Teleportation by means of the mind or innate personal abilities are sometimes referred to as p-Teleportation, "psychoportation", or "jaunting"; named after the fictional scientist (Jaunte) who discovered it in The Stars My Destination (originally titled Tiger! Tiger!), a science fiction novel by Alfred Bester. This method could hypothetically work through any of the mechanisms proposed above, but is usually portrayed in fiction as displacement-type or dimensional teleportation to simplify its use in the story.
Teleportation is the name given by science fiction writers to the feat of making an object or person disintegrate in one place while a perfect replica appears somewhere else. How this is accomplished is usually not explained in detail, but the general idea seems to be that the original object is scanned in such a way as to extract all the information from it, then this information is transmitted to the receiving location and used to construct the replica, not necessarily from the actual material of the original, but perhaps from atoms of the same kinds, arranged in exactly the same pattern as the original. A teleportation machine would be like a fax machine, except that it would work on 3-dimensional objects as well as documents, it would produce an exact copy rather than an approximate facsimile, and it would destroy the original in the process of scanning it. A few science fiction writers consider teleporters that preserve the original, and the plot gets complicated when the original and teleported versions of the same person meet; but the more common kind of teleporter destroys the original, functioning as a super transportation device, not as a perfect replicator of souls and bodies.

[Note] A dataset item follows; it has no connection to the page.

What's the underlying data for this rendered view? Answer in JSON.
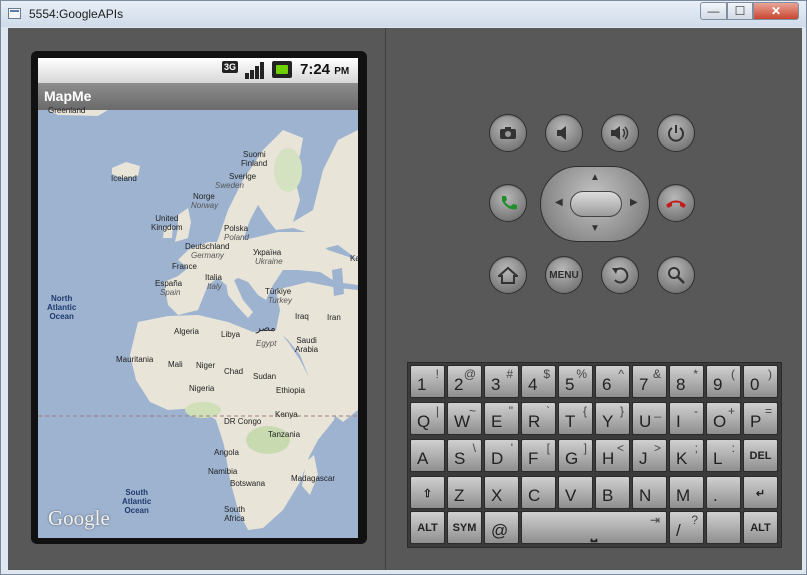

In 1993 an international group of six scientists, including IBM Fellow Charles H. Bennett, confirmed the intuitions of the majority of science fiction writers by showing that perfect teleportation is indeed possible in principle, but only if the original is destroyed. In subsequent years, other scientists have demonstrated teleportation experimentally in a variety of systems, including single photons, coherent light fields, nuclear spins, and trapped ions. Teleportation promises to be quite useful as an information processing primitive, facilitating long range quantum communication (perhaps unltimately leading to a "quantum internet"), and making it much easier to build a working quantum computer. But science fiction fans will be disappointed to learn that no one expects to be able to teleport people or other macroscopic objects in the foreseeable future, for a variety of engineering reasons, even though it would not violate any fundamental law to do so.